McCoy is hoping the legislature will approve a deal to lease the nursing home to private firm Upstate Service Group. The 10-year lease could save the county more than $100 million, he said. However, progress has stalled as of Monday, Feb. 11, when the Albany County Legislature passed a resolution by a vote of 19-17 asking the county to hire an outside consultant to review the deal with USG.
The following day, McCoy released a statement explaining he has already had an outside consultant looking at the deal for months, a fact many legislators and Legislature Chairman Shawn Morse were not aware of.
“I don’t know anything about the outside consultant.” Morse said, “I think … the legislature cannot afford to make its decision based on what we’re hearing. We have to make sure we base our decision on facts. We want to make the right decision.”
In his statement, McCoy said he has been working with Peter Millock of Nixon Peabody as an outside counsel.

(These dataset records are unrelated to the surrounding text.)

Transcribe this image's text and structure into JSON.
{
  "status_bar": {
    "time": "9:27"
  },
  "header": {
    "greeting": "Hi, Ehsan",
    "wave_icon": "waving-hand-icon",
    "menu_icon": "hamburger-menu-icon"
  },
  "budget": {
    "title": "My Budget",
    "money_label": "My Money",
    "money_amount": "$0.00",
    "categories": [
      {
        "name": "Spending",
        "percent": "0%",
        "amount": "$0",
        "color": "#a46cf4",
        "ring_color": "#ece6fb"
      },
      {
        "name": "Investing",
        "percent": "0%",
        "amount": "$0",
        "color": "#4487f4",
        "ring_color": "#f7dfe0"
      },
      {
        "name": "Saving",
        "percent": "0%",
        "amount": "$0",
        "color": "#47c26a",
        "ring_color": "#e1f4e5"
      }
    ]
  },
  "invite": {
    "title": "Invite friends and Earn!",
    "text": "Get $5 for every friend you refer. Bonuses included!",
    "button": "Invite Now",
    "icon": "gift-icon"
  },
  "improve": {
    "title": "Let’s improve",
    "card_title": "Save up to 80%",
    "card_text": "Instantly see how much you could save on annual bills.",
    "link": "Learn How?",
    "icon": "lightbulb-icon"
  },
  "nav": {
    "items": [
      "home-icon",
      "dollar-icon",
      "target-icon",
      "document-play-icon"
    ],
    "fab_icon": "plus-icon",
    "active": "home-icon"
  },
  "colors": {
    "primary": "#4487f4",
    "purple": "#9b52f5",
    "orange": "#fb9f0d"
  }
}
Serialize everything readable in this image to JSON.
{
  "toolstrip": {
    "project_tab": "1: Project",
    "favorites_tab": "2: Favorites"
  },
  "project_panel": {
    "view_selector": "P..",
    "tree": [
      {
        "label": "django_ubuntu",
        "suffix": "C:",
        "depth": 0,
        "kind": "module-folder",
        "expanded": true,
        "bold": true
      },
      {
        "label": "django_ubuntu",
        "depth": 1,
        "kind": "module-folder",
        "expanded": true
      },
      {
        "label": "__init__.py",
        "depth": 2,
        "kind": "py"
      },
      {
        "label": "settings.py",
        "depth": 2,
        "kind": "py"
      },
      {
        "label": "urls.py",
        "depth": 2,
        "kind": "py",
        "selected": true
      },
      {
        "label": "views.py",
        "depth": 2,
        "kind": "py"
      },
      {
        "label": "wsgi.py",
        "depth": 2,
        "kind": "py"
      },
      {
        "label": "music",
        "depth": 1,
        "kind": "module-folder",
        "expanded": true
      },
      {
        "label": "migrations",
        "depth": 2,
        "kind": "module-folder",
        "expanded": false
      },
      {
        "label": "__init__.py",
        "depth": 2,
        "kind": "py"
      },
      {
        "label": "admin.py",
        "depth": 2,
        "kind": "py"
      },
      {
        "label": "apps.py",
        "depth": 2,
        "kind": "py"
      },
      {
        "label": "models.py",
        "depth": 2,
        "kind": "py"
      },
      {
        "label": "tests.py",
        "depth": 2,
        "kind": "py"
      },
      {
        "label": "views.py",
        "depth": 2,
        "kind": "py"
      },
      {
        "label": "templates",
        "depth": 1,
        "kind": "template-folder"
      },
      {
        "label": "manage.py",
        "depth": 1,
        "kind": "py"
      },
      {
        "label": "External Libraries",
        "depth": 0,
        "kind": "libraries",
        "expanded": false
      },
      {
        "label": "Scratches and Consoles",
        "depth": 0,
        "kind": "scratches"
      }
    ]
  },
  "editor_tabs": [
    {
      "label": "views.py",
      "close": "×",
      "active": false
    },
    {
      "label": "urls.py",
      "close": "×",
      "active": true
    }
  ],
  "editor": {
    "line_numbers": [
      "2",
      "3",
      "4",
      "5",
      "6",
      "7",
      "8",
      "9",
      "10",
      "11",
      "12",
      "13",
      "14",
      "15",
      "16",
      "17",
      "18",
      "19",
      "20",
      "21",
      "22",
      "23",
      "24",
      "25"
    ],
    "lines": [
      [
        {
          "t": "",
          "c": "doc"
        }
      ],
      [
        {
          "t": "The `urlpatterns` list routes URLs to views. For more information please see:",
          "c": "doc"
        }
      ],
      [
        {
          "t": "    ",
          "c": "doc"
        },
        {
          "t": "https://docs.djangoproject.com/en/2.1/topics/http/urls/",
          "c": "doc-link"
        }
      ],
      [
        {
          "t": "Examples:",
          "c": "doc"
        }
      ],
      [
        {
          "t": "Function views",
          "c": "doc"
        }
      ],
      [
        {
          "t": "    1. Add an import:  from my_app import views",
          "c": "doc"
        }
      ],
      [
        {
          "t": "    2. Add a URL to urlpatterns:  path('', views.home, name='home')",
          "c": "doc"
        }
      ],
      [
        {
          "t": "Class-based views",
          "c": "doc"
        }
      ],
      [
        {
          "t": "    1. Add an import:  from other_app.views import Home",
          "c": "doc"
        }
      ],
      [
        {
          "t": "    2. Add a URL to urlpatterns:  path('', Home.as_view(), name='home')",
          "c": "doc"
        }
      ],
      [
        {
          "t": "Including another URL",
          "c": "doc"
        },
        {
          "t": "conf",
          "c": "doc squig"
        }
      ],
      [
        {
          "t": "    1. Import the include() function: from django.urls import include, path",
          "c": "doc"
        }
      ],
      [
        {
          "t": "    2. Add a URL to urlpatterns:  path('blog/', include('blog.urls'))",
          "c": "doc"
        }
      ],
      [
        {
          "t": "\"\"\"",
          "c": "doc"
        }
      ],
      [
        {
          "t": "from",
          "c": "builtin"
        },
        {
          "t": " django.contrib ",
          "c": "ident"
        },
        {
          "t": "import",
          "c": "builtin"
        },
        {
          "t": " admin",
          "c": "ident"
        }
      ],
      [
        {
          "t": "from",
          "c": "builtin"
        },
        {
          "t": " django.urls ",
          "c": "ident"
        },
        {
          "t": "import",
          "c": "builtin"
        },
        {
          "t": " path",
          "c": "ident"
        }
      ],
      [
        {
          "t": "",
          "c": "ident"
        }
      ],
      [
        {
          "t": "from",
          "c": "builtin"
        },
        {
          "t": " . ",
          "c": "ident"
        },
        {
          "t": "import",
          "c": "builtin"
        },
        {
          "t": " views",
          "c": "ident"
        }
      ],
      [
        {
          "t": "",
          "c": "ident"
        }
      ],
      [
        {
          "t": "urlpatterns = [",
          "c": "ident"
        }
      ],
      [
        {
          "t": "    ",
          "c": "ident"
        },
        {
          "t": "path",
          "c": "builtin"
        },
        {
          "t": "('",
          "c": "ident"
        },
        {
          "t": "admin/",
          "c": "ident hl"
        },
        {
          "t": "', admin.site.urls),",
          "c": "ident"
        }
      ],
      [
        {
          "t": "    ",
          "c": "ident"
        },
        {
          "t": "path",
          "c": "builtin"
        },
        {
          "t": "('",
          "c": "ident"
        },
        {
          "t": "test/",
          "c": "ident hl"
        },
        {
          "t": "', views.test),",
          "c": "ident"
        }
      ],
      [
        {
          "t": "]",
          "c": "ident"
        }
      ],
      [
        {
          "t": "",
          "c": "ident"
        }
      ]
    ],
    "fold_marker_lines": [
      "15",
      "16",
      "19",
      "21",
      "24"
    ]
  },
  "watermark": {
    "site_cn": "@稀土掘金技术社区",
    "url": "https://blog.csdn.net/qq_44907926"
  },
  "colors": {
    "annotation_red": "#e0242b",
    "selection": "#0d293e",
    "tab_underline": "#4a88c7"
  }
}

“He has brought enormous experience to this process including 15 years as general counsel at the Department of Health,” McCoy said in the statement. “I am confident the team made up of my executive staff, with the guidance and expertise of Millock has placed the county in the best position possible.”
Although some legislators said they weren’t aware of McCoy’s outside consultant, McCoy said he “wasn’t hiding it.”
“One thing I realized earlier on is that we’re not the experts in everything and we needed someone who was an expert with nursing home contracts,” McCoy said, adding he has been working with Nixon Peabody since November.
McCoy said the legislature’s vote to hire its own consultant is just another way to delay a decision on the nursing home. He said he has not decided whether to veto the resolution or not.
Further complicating matters is the possibility of another bidder for the nursing home. Last month, McCoy was informed a Rockland County resident, Bent Philipson, was interested in buying the nursing home. McCoy said he was unable to look into the bid due to his negotiations with USG, and pursuing any offer “would have been a breach in contract.”
He added, however, that he is aware the bidder has bought a much larger facility in Syracuse for about $2 to $3 million, far less than what McCoy argues the county would save through a lease to USG.
“The legislature is having a hard time wrapping the idea around having a partnership and leasing it. Imagine how it would be if I said we were gonna sell it,” McCoy said.
By selling the nursing home, McCoy said, the county would no longer have any say.
“If you sell it, you’re out,” he said.
McCoy stressed that he does not want to consider closing the 250-bed facility, but the legislature’s “inaction/inability to not wrap their arms around this is costing the taxpayers and it is upsetting to the seniors at the nursing home.”
Minority Republicans in the County Legislature also sent out a statement on Monday, Feb. 11, expressing concerns on the delays.
“Meeting after meeting has been held for the purpose of answering questions about this lease and study after study completed. Will we keep stalling for a legislative vote until the County is forced to close our nursing home?” Minority Leader Christine Benedict said in the statement. “Such tactics are not justified, and they put the care of our elderly at risk.”
“I’m more open to new ideas, but the legislature has to be there, has to be willing to accept it’s a different era, different time. We have to do things differently,” McCoy said. “This is the best solution to the problem of protecting our seniors and taxpayers and accepting responsibility.”
The lawmakers at their Feb. 11 meeting approved of a second resolution by a vote of 24-12 requiring the county to include selling all of the nursing home equipment in the lease.